Un conte pour lui...
La carrière cinématographique de Roger Cantin débute à l'occasion d'un concours de scénarios organisé par le club de cinéma amateur de son collège. Il se qualifie lui-même de « touche-à-tout » et trouve dans le cinéma tout ce qui le passionne, l'écriture, le jeu, la direction d'acteurs, la construction de décors, la réflexion sur les effets spéciaux. Roger Cantin fait preuve de beaucoup d'inventivité dans ses films, en particulier grâce à sa grande expérience du super-huit. Il partage son expérience avec les étudiants de l'Université Concordia pendant une quinzaine d'années.
Les moyens du bord
Il croise le chemin de Danyèle Patenaude avec laquelle il tourne un moyen métrage (Le guérillero urbain) et pas moins de trente-trois courts métrages, souvent avec de petits moyens, que Cantin le bricoleur contourne.

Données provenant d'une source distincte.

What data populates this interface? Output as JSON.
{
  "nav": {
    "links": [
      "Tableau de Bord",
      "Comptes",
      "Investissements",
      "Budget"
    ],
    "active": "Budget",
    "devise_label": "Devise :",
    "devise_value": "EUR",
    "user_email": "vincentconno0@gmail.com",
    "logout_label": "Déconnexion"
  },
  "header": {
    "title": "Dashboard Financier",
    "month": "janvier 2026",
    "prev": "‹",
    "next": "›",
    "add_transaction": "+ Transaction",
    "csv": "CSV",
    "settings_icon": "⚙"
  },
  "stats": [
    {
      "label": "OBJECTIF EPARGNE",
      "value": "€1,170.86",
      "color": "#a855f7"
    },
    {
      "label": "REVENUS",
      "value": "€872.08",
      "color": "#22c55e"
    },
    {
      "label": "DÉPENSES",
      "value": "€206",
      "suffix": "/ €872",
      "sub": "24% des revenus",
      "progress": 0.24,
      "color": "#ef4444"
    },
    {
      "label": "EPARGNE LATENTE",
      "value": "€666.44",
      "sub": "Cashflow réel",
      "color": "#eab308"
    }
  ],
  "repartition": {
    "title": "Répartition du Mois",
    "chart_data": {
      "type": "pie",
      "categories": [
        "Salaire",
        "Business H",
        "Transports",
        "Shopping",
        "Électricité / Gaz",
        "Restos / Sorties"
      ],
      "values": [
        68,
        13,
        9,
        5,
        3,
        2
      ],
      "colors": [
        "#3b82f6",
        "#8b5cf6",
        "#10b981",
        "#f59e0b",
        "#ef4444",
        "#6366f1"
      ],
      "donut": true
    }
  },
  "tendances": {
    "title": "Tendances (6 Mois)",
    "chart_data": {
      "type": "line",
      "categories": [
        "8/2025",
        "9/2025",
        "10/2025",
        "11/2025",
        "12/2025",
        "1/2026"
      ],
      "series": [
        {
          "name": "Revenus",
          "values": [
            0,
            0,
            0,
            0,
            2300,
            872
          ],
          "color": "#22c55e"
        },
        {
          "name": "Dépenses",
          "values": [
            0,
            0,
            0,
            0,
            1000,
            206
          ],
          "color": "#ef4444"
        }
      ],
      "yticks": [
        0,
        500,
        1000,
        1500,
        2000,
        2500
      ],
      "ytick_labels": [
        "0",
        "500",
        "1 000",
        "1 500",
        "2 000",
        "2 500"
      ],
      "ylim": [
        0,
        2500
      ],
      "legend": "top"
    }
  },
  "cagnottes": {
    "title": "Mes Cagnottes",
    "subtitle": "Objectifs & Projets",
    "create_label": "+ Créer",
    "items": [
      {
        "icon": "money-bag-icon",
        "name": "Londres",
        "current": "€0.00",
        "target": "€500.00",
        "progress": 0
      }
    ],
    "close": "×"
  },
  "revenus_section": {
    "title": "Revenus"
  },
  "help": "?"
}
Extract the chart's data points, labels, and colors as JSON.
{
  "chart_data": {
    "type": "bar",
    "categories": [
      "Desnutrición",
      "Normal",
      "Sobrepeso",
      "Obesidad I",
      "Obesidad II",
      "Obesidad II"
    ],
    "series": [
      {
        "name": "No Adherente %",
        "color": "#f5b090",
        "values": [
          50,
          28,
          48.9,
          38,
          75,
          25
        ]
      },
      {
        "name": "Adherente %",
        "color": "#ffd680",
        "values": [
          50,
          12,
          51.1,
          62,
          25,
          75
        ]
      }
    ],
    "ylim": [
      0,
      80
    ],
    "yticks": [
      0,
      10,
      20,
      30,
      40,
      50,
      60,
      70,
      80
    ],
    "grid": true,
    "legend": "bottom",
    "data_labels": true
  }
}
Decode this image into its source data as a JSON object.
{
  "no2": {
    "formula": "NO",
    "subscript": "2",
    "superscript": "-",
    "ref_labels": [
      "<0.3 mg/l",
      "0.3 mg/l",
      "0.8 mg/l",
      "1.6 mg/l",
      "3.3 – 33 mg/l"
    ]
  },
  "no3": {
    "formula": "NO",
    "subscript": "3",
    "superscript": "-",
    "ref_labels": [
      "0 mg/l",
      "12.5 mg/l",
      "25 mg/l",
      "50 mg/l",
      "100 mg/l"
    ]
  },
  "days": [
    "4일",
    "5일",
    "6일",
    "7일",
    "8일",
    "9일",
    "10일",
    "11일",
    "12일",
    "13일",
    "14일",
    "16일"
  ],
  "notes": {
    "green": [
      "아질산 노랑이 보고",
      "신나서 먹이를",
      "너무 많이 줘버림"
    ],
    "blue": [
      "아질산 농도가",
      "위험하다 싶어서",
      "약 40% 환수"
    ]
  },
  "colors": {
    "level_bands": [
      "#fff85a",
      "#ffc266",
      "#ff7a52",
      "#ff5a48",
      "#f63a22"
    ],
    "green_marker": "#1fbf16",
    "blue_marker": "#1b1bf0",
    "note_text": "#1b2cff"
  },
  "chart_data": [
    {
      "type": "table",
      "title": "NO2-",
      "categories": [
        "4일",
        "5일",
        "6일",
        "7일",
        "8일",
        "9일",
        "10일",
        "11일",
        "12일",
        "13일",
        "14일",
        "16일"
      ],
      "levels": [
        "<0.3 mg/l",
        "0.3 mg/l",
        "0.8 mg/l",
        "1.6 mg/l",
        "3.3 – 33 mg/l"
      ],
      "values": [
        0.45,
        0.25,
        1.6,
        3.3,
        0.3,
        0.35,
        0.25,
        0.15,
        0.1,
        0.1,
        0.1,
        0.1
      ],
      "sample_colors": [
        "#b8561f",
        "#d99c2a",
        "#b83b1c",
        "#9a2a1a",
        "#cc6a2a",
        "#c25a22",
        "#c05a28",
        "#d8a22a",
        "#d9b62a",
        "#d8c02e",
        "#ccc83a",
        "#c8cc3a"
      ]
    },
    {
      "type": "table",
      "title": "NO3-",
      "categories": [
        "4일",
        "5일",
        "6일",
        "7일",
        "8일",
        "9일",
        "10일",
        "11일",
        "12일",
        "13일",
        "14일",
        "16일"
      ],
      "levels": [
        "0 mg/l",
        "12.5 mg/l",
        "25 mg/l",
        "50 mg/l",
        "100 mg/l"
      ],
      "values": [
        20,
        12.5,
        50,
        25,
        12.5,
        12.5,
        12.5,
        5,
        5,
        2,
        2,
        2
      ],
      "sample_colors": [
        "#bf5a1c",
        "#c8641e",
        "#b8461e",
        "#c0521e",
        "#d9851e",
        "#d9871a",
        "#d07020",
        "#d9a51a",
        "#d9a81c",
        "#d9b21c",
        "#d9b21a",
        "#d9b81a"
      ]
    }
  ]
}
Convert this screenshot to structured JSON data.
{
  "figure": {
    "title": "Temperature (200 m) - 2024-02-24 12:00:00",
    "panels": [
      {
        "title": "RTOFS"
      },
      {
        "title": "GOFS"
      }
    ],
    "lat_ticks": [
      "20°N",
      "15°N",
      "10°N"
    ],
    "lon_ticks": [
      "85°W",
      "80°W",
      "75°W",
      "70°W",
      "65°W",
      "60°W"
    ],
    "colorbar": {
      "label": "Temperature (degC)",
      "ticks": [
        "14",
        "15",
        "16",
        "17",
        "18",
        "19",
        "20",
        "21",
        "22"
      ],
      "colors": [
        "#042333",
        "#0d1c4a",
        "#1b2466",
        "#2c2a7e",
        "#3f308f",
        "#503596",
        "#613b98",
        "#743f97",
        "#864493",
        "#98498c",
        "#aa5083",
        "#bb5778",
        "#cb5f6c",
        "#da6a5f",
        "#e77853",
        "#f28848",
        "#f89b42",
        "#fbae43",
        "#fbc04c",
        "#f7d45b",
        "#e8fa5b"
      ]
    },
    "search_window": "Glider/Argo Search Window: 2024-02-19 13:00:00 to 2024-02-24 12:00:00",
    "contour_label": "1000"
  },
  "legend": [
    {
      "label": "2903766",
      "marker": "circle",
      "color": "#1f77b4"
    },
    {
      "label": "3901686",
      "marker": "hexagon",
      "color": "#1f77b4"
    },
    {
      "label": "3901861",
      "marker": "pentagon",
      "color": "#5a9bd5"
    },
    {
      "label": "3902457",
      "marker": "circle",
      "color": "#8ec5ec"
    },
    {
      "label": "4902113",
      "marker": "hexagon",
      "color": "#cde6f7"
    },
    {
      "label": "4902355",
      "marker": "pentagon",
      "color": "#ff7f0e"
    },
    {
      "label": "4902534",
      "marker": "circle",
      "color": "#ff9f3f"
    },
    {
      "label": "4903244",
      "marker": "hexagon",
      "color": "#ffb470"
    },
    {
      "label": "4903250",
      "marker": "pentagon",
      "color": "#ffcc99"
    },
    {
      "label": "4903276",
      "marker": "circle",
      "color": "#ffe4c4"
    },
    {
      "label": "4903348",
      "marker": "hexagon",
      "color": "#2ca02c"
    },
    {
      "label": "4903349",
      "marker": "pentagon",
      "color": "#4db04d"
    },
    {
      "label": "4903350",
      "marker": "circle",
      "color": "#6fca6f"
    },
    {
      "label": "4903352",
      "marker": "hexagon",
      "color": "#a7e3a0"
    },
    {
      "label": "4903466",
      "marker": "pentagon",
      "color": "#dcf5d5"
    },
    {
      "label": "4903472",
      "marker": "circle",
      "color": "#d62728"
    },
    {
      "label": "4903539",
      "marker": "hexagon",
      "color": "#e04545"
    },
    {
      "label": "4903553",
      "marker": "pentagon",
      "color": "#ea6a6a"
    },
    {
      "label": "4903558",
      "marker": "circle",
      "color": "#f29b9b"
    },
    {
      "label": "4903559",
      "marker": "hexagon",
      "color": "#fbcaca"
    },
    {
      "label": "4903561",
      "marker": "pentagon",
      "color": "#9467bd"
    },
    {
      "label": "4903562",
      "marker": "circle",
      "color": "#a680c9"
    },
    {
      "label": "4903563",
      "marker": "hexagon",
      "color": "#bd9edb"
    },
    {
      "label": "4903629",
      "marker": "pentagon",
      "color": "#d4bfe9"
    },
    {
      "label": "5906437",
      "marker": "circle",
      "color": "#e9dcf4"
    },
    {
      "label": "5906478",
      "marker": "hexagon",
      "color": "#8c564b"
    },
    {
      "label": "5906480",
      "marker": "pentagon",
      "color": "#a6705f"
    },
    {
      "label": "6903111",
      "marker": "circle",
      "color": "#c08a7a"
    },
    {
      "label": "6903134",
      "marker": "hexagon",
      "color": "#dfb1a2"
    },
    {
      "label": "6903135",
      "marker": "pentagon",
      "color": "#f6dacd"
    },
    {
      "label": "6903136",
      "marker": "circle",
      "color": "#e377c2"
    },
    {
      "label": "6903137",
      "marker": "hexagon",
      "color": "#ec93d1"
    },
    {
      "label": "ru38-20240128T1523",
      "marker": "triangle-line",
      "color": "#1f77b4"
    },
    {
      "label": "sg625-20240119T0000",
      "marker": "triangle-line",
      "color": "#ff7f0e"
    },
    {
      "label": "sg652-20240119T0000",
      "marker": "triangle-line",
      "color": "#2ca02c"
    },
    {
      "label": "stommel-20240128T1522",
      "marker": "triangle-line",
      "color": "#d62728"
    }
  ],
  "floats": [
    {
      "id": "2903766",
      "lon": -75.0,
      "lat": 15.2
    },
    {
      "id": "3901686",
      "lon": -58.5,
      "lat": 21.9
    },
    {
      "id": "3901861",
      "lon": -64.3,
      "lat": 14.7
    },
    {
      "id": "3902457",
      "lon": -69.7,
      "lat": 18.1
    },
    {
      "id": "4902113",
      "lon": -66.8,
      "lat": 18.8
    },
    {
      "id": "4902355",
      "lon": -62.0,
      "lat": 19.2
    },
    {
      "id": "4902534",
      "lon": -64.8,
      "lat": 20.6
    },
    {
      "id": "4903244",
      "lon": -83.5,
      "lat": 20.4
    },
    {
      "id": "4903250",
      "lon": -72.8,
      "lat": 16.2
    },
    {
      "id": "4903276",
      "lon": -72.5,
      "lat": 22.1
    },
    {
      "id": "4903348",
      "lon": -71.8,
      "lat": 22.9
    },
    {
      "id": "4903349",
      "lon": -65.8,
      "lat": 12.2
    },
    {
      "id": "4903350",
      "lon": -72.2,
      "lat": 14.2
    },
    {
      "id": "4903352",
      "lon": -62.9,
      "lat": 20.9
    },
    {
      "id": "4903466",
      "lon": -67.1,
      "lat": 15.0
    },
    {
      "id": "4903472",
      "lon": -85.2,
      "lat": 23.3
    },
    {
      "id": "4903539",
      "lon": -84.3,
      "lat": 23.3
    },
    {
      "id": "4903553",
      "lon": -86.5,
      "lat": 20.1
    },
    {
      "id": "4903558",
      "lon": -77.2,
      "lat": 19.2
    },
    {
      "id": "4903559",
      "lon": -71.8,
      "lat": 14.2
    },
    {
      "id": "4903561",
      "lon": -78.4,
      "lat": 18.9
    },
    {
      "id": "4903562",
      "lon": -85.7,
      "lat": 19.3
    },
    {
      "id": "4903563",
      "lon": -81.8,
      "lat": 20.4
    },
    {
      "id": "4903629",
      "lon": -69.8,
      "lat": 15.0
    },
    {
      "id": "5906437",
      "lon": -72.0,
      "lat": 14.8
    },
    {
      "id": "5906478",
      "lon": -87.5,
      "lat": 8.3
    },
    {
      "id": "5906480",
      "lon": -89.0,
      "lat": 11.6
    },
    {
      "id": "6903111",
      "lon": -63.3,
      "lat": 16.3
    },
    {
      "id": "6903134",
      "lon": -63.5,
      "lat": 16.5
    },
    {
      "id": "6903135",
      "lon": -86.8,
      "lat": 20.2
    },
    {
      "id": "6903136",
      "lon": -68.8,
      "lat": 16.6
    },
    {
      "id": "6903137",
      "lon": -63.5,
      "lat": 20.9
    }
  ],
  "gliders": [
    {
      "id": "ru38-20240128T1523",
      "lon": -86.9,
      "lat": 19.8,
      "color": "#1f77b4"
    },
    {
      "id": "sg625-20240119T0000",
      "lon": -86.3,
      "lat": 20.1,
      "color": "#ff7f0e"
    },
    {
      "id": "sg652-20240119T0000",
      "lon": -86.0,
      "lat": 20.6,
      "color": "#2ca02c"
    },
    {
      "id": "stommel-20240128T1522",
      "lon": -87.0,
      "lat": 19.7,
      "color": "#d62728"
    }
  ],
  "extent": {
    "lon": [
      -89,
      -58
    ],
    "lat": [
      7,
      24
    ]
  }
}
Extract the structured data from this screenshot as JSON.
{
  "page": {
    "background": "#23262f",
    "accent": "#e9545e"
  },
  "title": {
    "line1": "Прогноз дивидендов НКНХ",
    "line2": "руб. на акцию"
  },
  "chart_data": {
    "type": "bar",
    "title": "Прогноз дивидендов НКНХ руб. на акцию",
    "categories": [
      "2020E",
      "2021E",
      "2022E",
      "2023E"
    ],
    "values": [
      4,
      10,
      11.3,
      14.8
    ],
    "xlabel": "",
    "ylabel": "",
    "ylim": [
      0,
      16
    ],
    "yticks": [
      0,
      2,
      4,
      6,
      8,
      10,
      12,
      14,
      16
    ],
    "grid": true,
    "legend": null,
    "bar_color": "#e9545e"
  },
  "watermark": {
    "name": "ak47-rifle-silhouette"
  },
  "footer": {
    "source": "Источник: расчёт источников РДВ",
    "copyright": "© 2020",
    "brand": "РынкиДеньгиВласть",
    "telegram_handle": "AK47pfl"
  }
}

Avec L'objet, il obtient les moyens de ses ambitions, et l'équipe Cantin-Patenaude se voit récompensée d'un Gémeaux.
Des contes pour tous
Il coscénarise, toujours avec Danyèle Patenaude, le premier film de la série Contes pour tous, La guerre des tuques, et il enchaîne, cette fois à la réalisation en plus, avec Simon les nuages, L'assassin jouait du trombone, Matusalem et La vengeance de la femme en noir. En 2001, avec La forteresse suspendue, il revient à la série Contes pour tous.
« Je m'applique à écrire des histoires sur un ton fantaisiste et humoristique »
Parallèlement à son travail d'artisan aux rôles multiples derrière la caméra, Roger Cantin tient le premier rôle dans le film Le gars des vues de Jean Pierre Lefebvre.